EU database for high-risk AI systems listed in Annex III

(Chapter VIII , Art. 71)

In the rapidly evolving landscape of Artificial Intelligence, the European Union has taken proactive steps to ensure the safety, transparency, and accountability of high-risk AI systems through the establishment of the EU database. Considering the AI Act’s reliance on self-assessment by AI system providers and deployers, the EU database serves as a tool to promote accountability through public oversight. This mechanism potentially enhances transparency of the AI systems, marking an initial move towards the responsible deployment of AI.

The EU database shall serve as a central repository for detailed information about high-risk AI systems that fall under the scope of Article 6(2). Accessibility and transparency are cornerstones of the EU database. It is designed to make the bulk of its contents readily available to the public in a user-friendly and machine-readable format. However, certain information is reserved for market surveillance authorities and the Commission. Providers of high-risk AI systems, along with their authorised representatives, bear the responsibility of inputting essential data into the database, as specified in Annex VIII, Section A. Similarly, deployers acting on behalf of public entities are required to submit information detailed in Annex VIII, Section B, reinforcing the collaborative nature of this regulatory mechanism.

The content of the database focuses on details provided by high-risk AI system providers as defined by the AI Act. The real impact of AI on individuals and society is linked to its usage context, making this omission significant. Without this critical information, the public remains uninformed about the specifics of high-risk AI system deployment, including the whereabouts of their use, potentially diminishing the database’s intended effectiveness.
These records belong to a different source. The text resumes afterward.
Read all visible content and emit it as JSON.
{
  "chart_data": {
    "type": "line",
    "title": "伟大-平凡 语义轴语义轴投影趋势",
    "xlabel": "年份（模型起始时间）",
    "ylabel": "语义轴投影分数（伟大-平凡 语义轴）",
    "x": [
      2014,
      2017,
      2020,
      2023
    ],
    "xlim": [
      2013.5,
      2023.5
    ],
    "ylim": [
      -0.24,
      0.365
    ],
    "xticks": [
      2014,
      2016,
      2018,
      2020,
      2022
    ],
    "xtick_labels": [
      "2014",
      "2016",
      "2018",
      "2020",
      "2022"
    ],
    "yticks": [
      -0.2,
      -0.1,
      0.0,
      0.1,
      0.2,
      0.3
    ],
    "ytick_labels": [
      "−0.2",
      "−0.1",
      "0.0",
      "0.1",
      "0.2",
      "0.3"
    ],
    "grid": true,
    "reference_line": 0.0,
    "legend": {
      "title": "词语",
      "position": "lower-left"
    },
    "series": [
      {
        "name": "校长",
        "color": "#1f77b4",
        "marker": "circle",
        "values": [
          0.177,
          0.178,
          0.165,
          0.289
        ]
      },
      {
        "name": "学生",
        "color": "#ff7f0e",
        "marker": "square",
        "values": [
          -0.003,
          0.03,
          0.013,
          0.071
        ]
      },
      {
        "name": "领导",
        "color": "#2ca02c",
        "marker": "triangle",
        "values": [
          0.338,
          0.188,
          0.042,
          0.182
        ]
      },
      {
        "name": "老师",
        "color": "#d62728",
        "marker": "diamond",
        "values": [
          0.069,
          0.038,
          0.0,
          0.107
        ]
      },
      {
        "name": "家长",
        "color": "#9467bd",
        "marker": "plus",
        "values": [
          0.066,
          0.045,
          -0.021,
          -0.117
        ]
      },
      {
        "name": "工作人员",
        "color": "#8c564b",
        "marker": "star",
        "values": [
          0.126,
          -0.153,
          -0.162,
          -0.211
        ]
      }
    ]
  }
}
On the other hand, businesses have voiced several criticisms regarding the EU’s database for high-risk AI systems, highlighting concerns about increased regulatory burdens. Additionally, companies are worried about privacy and confidentiality of sensitive information, the ambiguity in high-risk AI classification, and the consistency of enforcement across the EU.

While the EU database for high-risk AI systems is a significant step towards ensuring the responsible deployment of AI systems, its current focus on provider-supplied details may not fully capture the broader implications of AI use in society. This limitation, coupled with the business community’s concerns over privacy, classification ambiguity, and enforcement consistency, underscores the need for a more nuanced approach. Balancing the goals of transparency and accountability with the imperatives of innovation and privacy will be crucial in refining the database to effectively serve its intended purpose of safeguarding public interests in the evolving AI landscape.